Geoff Burch, in his excellent book, Writing On The Wall, said:

I have noticed recently that a few business books have used Dilbert cartoons to give a wry insight into management, but despite them being very funny I hate the Dilberts of this world. Dilbert is lazy, disloyal and seditious. Tip number one – Sack your Dilberts. The first battle, then, is for the attitude of the entire team.

Attitude is the most important word in the dictionary. Attitude permeates everything a salesperson does.

Training is a classic example. How often do alleged ‘top producers’ refuse to attend training, citing their ‘results’ as a reason? This attitude is poison to the entire team.

I say ‘alleged top producers’ because quite often these people are mediocrity masquerading as superiority. Dilberts.

In our five-day Real Estate Management Program [1], we show leaders how to value their salespeople. It is eye-opening.

When you scrutinise the business that the salesperson personally sourced – that is, business that did not phone in, walk in, or email in – you often find that most of the business these people write is business the company would have got anyway. Much of that business could have been written by another salesperson with a good attitude.

Know-It-Alls

So when such salespeople say they do not want to attend training, they are effectively saying that they know it all. Again, this is a shocking attitude when compared to real winners’ attitudes.

A true winner never whines about going to training. Winners know that good training leads to a higher income. They know that the more they earn, the more they learn. They know that even if they hear ideas they have heard before, this is irrelevant. A winner asks, “When did I last USE that idea?

KNOWING and DOING are not the same.

The well-trained salesperson does not attend training with a view of learning new ideas. Much of their training will be timely reminders of the things they need to be doing. These reminders are as valuable as any new idea. Winners know that. Dilberts don’t.

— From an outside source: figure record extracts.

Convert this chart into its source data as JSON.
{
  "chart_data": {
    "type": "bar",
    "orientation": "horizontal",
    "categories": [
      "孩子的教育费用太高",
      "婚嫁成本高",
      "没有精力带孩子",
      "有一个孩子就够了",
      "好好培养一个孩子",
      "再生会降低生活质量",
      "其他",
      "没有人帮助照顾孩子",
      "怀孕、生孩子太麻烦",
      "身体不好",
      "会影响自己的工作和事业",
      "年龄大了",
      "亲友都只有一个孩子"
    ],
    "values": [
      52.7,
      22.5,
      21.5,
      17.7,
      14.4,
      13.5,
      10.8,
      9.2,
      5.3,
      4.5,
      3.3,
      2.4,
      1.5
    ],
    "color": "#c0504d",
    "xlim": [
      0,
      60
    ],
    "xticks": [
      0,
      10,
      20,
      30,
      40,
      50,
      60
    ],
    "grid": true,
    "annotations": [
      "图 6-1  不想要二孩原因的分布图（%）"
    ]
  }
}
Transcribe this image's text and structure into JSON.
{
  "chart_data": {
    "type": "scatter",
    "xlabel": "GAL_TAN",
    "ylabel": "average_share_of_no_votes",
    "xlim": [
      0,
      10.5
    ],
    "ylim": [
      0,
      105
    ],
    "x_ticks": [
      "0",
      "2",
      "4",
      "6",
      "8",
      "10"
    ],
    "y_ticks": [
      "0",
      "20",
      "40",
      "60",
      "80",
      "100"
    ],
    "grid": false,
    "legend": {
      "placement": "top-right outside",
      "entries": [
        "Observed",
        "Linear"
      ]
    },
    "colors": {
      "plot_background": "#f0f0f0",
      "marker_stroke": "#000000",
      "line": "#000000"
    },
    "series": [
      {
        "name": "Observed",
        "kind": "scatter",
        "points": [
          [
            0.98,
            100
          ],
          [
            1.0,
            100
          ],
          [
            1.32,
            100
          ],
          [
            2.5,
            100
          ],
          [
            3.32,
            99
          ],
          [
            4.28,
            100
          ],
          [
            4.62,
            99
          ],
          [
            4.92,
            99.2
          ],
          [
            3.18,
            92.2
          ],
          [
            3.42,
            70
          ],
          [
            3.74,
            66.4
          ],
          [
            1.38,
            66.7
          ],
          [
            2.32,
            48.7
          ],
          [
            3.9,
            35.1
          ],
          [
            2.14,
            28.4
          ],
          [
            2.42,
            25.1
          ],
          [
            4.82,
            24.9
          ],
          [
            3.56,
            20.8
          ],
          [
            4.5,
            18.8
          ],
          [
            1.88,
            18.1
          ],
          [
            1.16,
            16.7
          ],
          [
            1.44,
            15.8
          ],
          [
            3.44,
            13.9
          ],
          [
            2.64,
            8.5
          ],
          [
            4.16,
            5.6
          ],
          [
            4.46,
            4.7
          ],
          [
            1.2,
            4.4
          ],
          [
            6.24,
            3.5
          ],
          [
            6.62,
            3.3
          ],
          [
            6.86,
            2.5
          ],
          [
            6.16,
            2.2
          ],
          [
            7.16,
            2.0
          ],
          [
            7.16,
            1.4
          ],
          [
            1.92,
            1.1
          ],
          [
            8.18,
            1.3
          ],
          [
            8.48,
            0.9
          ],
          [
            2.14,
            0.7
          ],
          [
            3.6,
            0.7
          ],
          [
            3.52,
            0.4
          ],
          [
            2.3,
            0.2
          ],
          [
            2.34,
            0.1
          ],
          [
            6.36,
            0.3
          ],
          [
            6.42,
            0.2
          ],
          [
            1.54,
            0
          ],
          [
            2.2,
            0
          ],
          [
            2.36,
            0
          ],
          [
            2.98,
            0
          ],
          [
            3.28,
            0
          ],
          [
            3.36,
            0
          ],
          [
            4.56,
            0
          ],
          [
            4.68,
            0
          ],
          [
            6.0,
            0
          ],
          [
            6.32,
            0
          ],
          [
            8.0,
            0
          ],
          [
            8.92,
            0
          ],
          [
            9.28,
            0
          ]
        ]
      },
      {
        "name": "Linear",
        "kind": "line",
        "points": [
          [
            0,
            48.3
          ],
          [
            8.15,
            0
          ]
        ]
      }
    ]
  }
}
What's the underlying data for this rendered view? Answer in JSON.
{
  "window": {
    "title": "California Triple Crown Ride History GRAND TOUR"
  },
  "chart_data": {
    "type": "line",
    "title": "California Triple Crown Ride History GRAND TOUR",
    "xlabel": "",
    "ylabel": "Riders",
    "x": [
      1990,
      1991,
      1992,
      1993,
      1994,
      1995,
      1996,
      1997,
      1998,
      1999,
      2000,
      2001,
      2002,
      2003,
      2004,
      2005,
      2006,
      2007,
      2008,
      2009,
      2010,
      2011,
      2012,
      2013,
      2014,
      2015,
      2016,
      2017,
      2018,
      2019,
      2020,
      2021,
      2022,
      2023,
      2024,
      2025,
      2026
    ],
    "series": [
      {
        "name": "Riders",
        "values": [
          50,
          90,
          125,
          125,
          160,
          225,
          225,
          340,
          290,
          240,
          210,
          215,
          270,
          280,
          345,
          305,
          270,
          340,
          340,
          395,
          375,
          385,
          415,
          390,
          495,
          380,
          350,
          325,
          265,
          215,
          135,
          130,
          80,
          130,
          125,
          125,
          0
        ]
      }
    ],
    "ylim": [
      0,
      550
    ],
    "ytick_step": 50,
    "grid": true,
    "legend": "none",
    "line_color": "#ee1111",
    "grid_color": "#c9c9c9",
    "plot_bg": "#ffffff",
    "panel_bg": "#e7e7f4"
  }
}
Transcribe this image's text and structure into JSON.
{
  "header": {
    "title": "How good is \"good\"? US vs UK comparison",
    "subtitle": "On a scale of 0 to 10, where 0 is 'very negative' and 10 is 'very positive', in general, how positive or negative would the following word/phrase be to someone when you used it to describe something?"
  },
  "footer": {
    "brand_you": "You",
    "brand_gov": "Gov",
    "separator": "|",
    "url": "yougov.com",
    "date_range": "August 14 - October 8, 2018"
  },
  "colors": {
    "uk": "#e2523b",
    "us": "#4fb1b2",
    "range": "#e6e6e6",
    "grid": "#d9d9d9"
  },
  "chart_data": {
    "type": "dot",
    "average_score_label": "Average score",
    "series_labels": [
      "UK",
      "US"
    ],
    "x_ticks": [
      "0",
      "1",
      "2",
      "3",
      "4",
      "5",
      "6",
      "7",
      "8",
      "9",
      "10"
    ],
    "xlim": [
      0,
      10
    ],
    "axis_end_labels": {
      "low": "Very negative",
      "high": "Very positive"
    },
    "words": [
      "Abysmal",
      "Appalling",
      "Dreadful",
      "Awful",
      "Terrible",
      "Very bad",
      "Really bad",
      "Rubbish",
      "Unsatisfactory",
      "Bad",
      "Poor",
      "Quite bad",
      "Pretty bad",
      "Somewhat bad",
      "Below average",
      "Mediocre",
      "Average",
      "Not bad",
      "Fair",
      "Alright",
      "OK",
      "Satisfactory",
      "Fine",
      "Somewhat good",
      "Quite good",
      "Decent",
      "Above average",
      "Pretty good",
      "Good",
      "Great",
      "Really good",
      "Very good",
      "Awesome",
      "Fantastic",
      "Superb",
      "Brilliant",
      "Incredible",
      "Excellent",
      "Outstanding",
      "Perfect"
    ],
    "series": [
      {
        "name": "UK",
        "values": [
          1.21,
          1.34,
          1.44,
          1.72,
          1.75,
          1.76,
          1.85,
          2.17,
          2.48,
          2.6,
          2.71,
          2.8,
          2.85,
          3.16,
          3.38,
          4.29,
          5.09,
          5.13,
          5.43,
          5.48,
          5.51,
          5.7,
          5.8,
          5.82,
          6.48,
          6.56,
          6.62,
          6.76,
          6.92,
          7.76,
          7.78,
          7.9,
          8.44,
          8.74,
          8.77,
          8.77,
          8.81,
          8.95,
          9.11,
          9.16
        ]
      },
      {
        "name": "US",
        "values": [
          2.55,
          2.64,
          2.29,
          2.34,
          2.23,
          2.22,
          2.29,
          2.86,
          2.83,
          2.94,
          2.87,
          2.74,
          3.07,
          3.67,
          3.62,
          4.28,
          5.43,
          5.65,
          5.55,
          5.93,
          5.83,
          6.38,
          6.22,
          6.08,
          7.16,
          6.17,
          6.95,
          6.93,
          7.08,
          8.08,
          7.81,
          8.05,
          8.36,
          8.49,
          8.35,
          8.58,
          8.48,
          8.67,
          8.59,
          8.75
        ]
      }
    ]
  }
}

Action is also an attitude. How many salespeople know about the importance of goal setting but don’t do anything about it? Show me an unfocused salesperson, who chronically falls short of targets, and I’ll show you one without goals.

Prospecting is another area where Dilberts are exposed. One of the primary responsibilities of a salesperson is to generate new business. A salesperson who does not speak to forty potential sellers each working day is not working hard enough. But how many do this? Dilberts don’t prospect.

In the absence of prospecting, do you know what they do? They whinge about the market, how little marketing the company does, how their leader doesn’t support them. Seditious Dilberts.

Keep Them Busy

When our children were toddlers, my wife said, “If we don’t want these kids growing up the wrong way, we have to keep them busy“. And that is what we did: swimming before school, ballet or rugby practice after school, plus homework and many other activities. Our kids were too knackered to get into trouble.

Salespeople are the same. As leaders we need to keep them busy – focused on activities that lead to results.  They will quickly become negative and full of self-doubt if we don’t. I am not saying you have to motivate them – it’s their job to motivate themselves – but you have to inspire them, nag them if necessary, to do the work that brings results. Everything else is PTBB – Pretending To Be Busy.

You need people with ambition, a will to win, a willingness to work hard, and great attitudes. You can take these people along with you to Greatness.

None of those attributes will you find in Dilberts. Save yourself the bother and don’t even try. Your best efforts won’t work on Dilberts. Get them out of your office so they are no longer a negative influence on the team members with good attitudes.

Build a team of real winners. Life will be so much better for everyone.